Risky decisions which are successful are consider genius.

Risky decisions that fail are considered foolish.

Critics rarely review what happened in the beginning, just what happened in the end.

Don’t worry about the critics. Take good risks and move forward, be fearless.

Remember: the critics are the people without the ideas. Critics only matter AFTER the fact and by that time – they don’t matter.

Opportunity and My Feed Reader

I’m an opportunist. I see opportunity in everything; no matter how big or how small.

My brain works like this; information in, process, then ask what advantage, result, benefit is there in the info? It’s always on.

Thinking this way has been great for business. It allows me to navigate very complex environments. It also helps my customers because it’s transferable. I help them see their opportunites.

The down side to being an opportunist is fear. I am often afraid I might miss an opportunity.
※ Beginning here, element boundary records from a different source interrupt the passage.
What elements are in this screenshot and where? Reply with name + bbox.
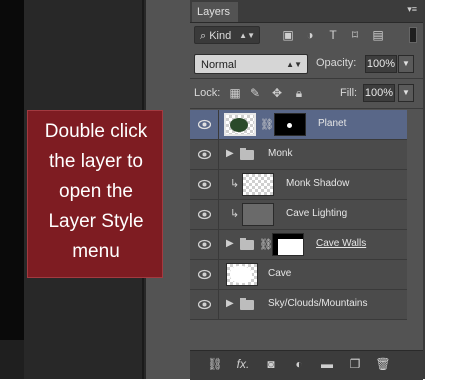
smart-object-filter-icon[interactable]: ▤ <box>370 27 386 43</box>
lock-label: Lock: <box>194 87 221 99</box>
visibility-eye-icon[interactable] <box>198 209 211 220</box>
mask-thumbnail[interactable] <box>272 233 304 256</box>
callout-line: Double click <box>44 121 148 142</box>
shape-filter-icon[interactable]: ⌑ <box>347 27 363 43</box>
select-arrows-icon: ▲▼ <box>286 60 302 69</box>
canvas-edge <box>0 0 24 340</box>
layer-name[interactable]: Monk Shadow <box>286 178 349 189</box>
visibility-eye-icon[interactable] <box>198 179 211 190</box>
callout-line: Layer Style <box>48 211 144 232</box>
layer-name[interactable]: Cave <box>268 268 291 279</box>
clipping-mask-icon: ↳ <box>230 178 240 190</box>
thumbnail-content <box>230 266 252 283</box>
panel-border <box>423 0 425 379</box>
row-divider <box>218 110 219 139</box>
opacity-input[interactable]: 100% <box>365 55 397 73</box>
opacity-label: Opacity: <box>316 57 357 69</box>
layer-name[interactable]: Planet <box>318 118 346 129</box>
layer-row-cave-lighting[interactable]: ↳ Cave Lighting <box>190 200 407 230</box>
folder-icon <box>240 238 254 250</box>
layer-row-planet[interactable]: ⛓ Planet <box>190 110 407 140</box>
photoshop-screenshot: Layers ▾≡ ⌕ Kind ▲▼ ▣ ◑ T ⌑ ▤ Normal ▲▼ … <box>0 0 450 380</box>
row-divider <box>218 290 219 319</box>
layer-thumbnail[interactable] <box>242 173 274 196</box>
layer-row-monk[interactable]: ▶ Monk <box>190 140 407 170</box>
expand-arrow-icon[interactable]: ▶ <box>226 148 234 159</box>
row-divider <box>218 260 219 289</box>
callout-line: open the <box>59 181 133 202</box>
link-layers-icon[interactable]: ⛓ <box>206 357 224 371</box>
tab-layers[interactable]: Layers <box>192 2 238 22</box>
thumbnail-content <box>230 118 248 132</box>
visibility-eye-icon[interactable] <box>198 239 211 250</box>
expand-arrow-icon[interactable]: ▶ <box>226 298 234 309</box>
layer-row-monk-shadow[interactable]: ↳ Monk Shadow <box>190 170 407 200</box>
select-arrows-icon: ▲▼ <box>239 31 255 40</box>
callout-text: Double click the layer to open the Layer… <box>28 117 164 267</box>
mask-content <box>273 234 278 255</box>
clipping-mask-icon: ↳ <box>230 208 240 220</box>
lock-brush-icon[interactable]: ✎ <box>248 86 262 100</box>
new-group-icon[interactable]: ▬ <box>318 357 336 371</box>
layer-name[interactable]: Sky/Clouds/Mountains <box>268 298 368 309</box>
search-icon: ⌕ <box>200 30 210 42</box>
adjustment-layer-icon[interactable]: ◐ <box>290 357 308 371</box>
folder-icon <box>240 148 254 160</box>
fill-input[interactable]: 100% <box>363 84 395 102</box>
callout-line: menu <box>72 241 120 262</box>
divider <box>190 108 423 109</box>
layer-row-cave[interactable]: Cave <box>190 260 407 290</box>
expand-arrow-icon[interactable]: ▶ <box>226 238 234 249</box>
layer-row-cave-walls[interactable]: ▶ ⛓ Cave Walls <box>190 230 407 260</box>
lock-transparency-icon[interactable]: ▦ <box>228 86 242 100</box>
visibility-eye-icon[interactable] <box>198 119 211 130</box>
link-icon[interactable]: ⛓ <box>260 118 274 131</box>
blend-opacity-row: Normal ▲▼ Opacity: 100% ▼ <box>190 52 423 76</box>
lock-move-icon[interactable]: ✥ <box>270 86 284 100</box>
delete-layer-icon[interactable]: 🗑︎ <box>374 357 392 371</box>
kind-label: Kind <box>209 30 232 42</box>
fx-icon[interactable]: fx. <box>234 357 252 371</box>
kind-filter-select[interactable]: ⌕ Kind ▲▼ <box>194 26 260 44</box>
visibility-eye-icon[interactable] <box>198 269 211 280</box>
image-filter-icon[interactable]: ▣ <box>280 27 296 43</box>
fill-label: Fill: <box>340 87 358 99</box>
folder-icon <box>240 298 254 310</box>
row-divider <box>218 140 219 169</box>
layer-row-sky-clouds-mountains[interactable]: ▶ Sky/Clouds/Mountains <box>190 290 407 320</box>
layers-panel-tabbar: Layers ▾≡ <box>190 0 423 23</box>
divider <box>190 78 423 79</box>
instruction-callout: Double click the layer to open the Layer… <box>27 110 163 278</box>
layer-name[interactable]: Monk <box>268 148 292 159</box>
fill-dropdown-icon[interactable]: ▼ <box>398 84 414 102</box>
layer-name[interactable]: Cave Walls <box>316 238 366 249</box>
panel-menu-icon[interactable]: ▾≡ <box>407 4 417 15</box>
row-divider <box>218 230 219 259</box>
adjustment-filter-icon[interactable]: ◑ <box>302 27 318 43</box>
mask-thumbnail[interactable] <box>274 113 306 136</box>
row-divider <box>218 170 219 199</box>
row-divider <box>218 200 219 229</box>
blend-mode-select[interactable]: Normal ▲▼ <box>194 54 308 74</box>
visibility-eye-icon[interactable] <box>198 299 211 310</box>
add-mask-icon[interactable]: ◙ <box>262 357 280 371</box>
callout-line: the layer to <box>49 151 143 172</box>
visibility-eye-icon[interactable] <box>198 149 211 160</box>
layer-thumbnail[interactable] <box>226 263 258 286</box>
layer-name[interactable]: Cave Lighting <box>286 208 347 219</box>
layers-bottom-toolbar: ⛓ fx. ◙ ◐ ▬ ❐ 🗑︎ <box>190 350 423 380</box>
layer-thumbnail[interactable] <box>224 113 256 136</box>
link-icon[interactable]: ⛓ <box>259 238 273 251</box>
lock-all-icon[interactable]: 🔒︎ <box>292 86 306 100</box>
mask-content <box>287 123 292 128</box>
filter-toggle-switch[interactable] <box>409 27 417 43</box>
layer-thumbnail[interactable] <box>242 203 274 226</box>
lock-fill-row: Lock: ▦ ✎ ✥ 🔒︎ Fill: 100% ▼ <box>190 81 423 105</box>
blend-mode-value: Normal <box>201 59 237 71</box>
type-filter-icon[interactable]: T <box>325 27 341 43</box>
layer-filter-row: ⌕ Kind ▲▼ ▣ ◑ T ⌑ ▤ <box>190 24 423 48</box>
new-layer-icon[interactable]: ❐ <box>346 357 364 371</box>
opacity-dropdown-icon[interactable]: ▼ <box>398 55 414 73</box>
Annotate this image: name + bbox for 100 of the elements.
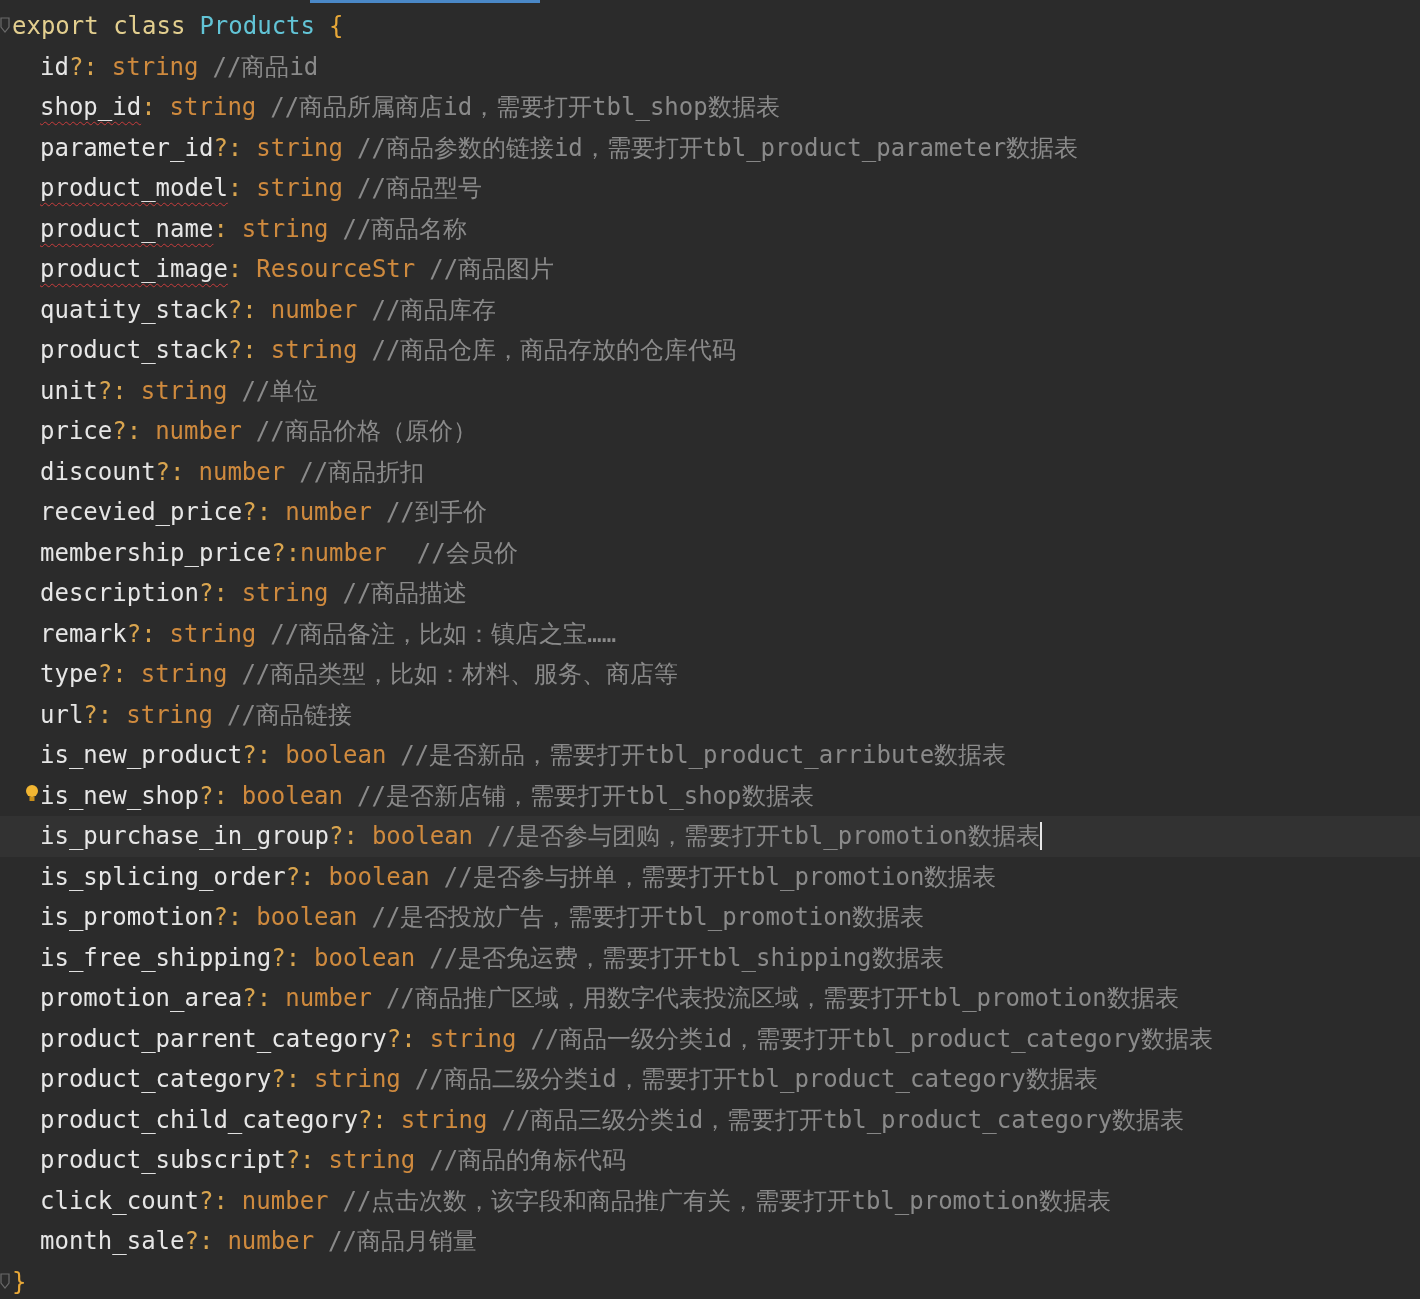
type-annotation: string	[139, 659, 228, 690]
property-name: type	[40, 659, 98, 690]
code-comment: //商品型号	[357, 173, 482, 204]
punctuation: ?:	[126, 618, 156, 650]
punctuation: ?:	[285, 861, 315, 893]
property-name: discount	[40, 456, 156, 488]
code-comment: //商品描述	[342, 578, 468, 609]
code-comment: //是否新品，需要打开tbl_product_arribute数据表	[400, 740, 1007, 771]
fold-marker-icon[interactable]	[0, 17, 10, 35]
property-name: description	[40, 578, 199, 609]
property-name: click_count	[40, 1185, 199, 1217]
type-annotation: number	[240, 1185, 329, 1217]
code-comment: //商品id	[212, 51, 319, 83]
code-comment: //商品名称	[342, 213, 468, 245]
type-annotation: ResourceStr	[255, 254, 416, 285]
type-annotation: string	[399, 1104, 488, 1136]
fold-marker-icon[interactable]	[0, 1272, 10, 1291]
property-name: product_category	[40, 1064, 272, 1095]
code-comment: //到手价	[385, 497, 487, 528]
punctuation: ?:	[83, 699, 113, 731]
punctuation: ?:	[357, 1104, 387, 1136]
punctuation: ?:	[285, 1145, 315, 1176]
punctuation: :	[213, 213, 228, 245]
punctuation: ?:	[271, 537, 301, 569]
type-annotation: boolean	[284, 740, 387, 771]
property-name: product_subscript	[40, 1145, 286, 1176]
code-comment: //商品推广区域，用数字代表投流区域，需要打开tbl_promotion数据表	[385, 983, 1179, 1014]
punctuation: ?:	[227, 294, 257, 326]
type-annotation: number	[154, 416, 242, 447]
punctuation: ?:	[198, 1185, 228, 1217]
punctuation: ?:	[198, 578, 228, 609]
punctuation: ?:	[68, 51, 98, 83]
type-annotation: string	[168, 92, 257, 123]
code-comment: //商品折扣	[299, 456, 425, 488]
property-name: is_new_product	[40, 740, 243, 771]
type-annotation: boolean	[255, 902, 358, 933]
property-name: price	[40, 416, 113, 447]
code-comment: //是否新店铺，需要打开tbl_shop数据表	[357, 780, 814, 812]
type-annotation: string	[139, 375, 228, 407]
punctuation: ?:	[271, 942, 301, 974]
class-name: Products	[199, 11, 315, 42]
type-annotation: string	[327, 1145, 416, 1176]
property-name: is_promotion	[40, 902, 214, 933]
property-name: is_purchase_in_group	[40, 821, 329, 852]
lightbulb-icon[interactable]	[25, 783, 39, 804]
type-annotation: string	[240, 578, 329, 609]
code-comment: //商品三级分类id，需要打开tbl_product_category数据表	[501, 1104, 1185, 1136]
brace: {	[329, 11, 344, 42]
property-name: product_name	[40, 213, 214, 245]
punctuation: :	[227, 254, 243, 285]
punctuation: ?:	[271, 1064, 301, 1095]
punctuation: ?:	[386, 1023, 416, 1055]
type-annotation: boolean	[370, 821, 474, 852]
code-comment: //商品参数的链接id，需要打开tbl_product_parameter数据表	[357, 132, 1079, 164]
property-name: recevied_price	[40, 497, 243, 528]
code-comment: //商品的角标代码	[429, 1145, 627, 1176]
type-annotation: string	[255, 132, 343, 164]
code-comment: //商品链接	[226, 699, 352, 731]
property-name: parameter_id	[40, 132, 214, 164]
text-cursor	[1039, 822, 1042, 851]
code-comment: //单位	[241, 375, 319, 407]
punctuation: ?:	[112, 416, 142, 447]
punctuation: ?:	[198, 780, 228, 812]
type-annotation: number	[269, 294, 358, 326]
punctuation: ?:	[242, 497, 272, 528]
type-annotation: string	[110, 51, 199, 83]
type-annotation: string	[313, 1064, 401, 1095]
code-comment: //商品图片	[429, 254, 555, 285]
type-annotation: string	[255, 173, 343, 204]
punctuation: ?:	[329, 821, 358, 852]
property-name: is_new_shop	[40, 780, 199, 812]
type-annotation: boolean	[313, 942, 416, 974]
property-name: quatity_stack	[40, 294, 228, 326]
code-comment: //会员价	[416, 537, 518, 569]
property-name: product_stack	[40, 335, 228, 366]
code-comment: //点击次数，该字段和商品推广有关，需要打开tbl_promotion数据表	[342, 1185, 1112, 1217]
property-name: membership_price	[40, 537, 272, 569]
type-annotation: string	[428, 1023, 517, 1055]
code-comment: //是否免运费，需要打开tbl_shipping数据表	[429, 942, 944, 974]
code-comment: //商品类型，比如：材料、服务、商店等	[241, 659, 679, 690]
property-name: remark	[40, 618, 127, 650]
type-annotation: number	[226, 1226, 315, 1257]
property-name: unit	[40, 375, 98, 407]
code-comment: //商品备注，比如：镇店之宝……	[270, 618, 617, 650]
code-comment: //商品价格（原价）	[255, 416, 477, 447]
type-annotation: number	[284, 497, 372, 528]
property-name: product_child_category	[40, 1104, 358, 1136]
punctuation: ?:	[213, 902, 243, 933]
punctuation: :	[141, 92, 156, 123]
property-name: shop_id	[40, 92, 142, 123]
punctuation: ?:	[242, 740, 272, 771]
code-comment: //商品月销量	[328, 1226, 477, 1257]
property-name: month_sale	[40, 1226, 185, 1257]
code-comment: //是否参与拼单，需要打开tbl_promotion数据表	[443, 861, 997, 893]
type-annotation: number	[300, 537, 387, 569]
code-comment: //商品二级分类id，需要打开tbl_product_category数据表	[414, 1064, 1098, 1095]
type-annotation: string	[240, 213, 329, 245]
property-name: product_parrent_category	[40, 1023, 387, 1055]
type-annotation: string	[168, 618, 257, 650]
punctuation: ?:	[184, 1226, 214, 1257]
This is where my feed reader comes in.

My feed reader is packed with blogs, 100′s of them. Each one was added because I saw an opportunity in it; an opportunity to improve sales, strengthen my team, find good investments, innovate, meet cool people, and more.

Packed with 100′s of blogs, I can’t get to them all, so I’ve decided to pare it down. To someone like me this is hard. As I determine which to save and which to delete I am reminded why I saved the blog in the first place. There are some good blogs in my reader. This is why it’s hard. I don’t want to delete the blog that could give me that perfect piece of information, the one that is behind the next great opportunity. This is all inspite of the fact I don’t find time to read 90% of the blogs in my reader in the first place.

I know this is silly. It’s just how my mind works.

To get over it and hit delete faster, I’m looking at a thin, streamlined, feed reader as an opportunity, as a way to read more blogs, not less.

All the information in the world does no good if you don’t read it. I ain’t reading much in my feed reader these days. It’s too full and for sure that’s lost opportunity.

Delete . . . ahhh that wasn’t so bad.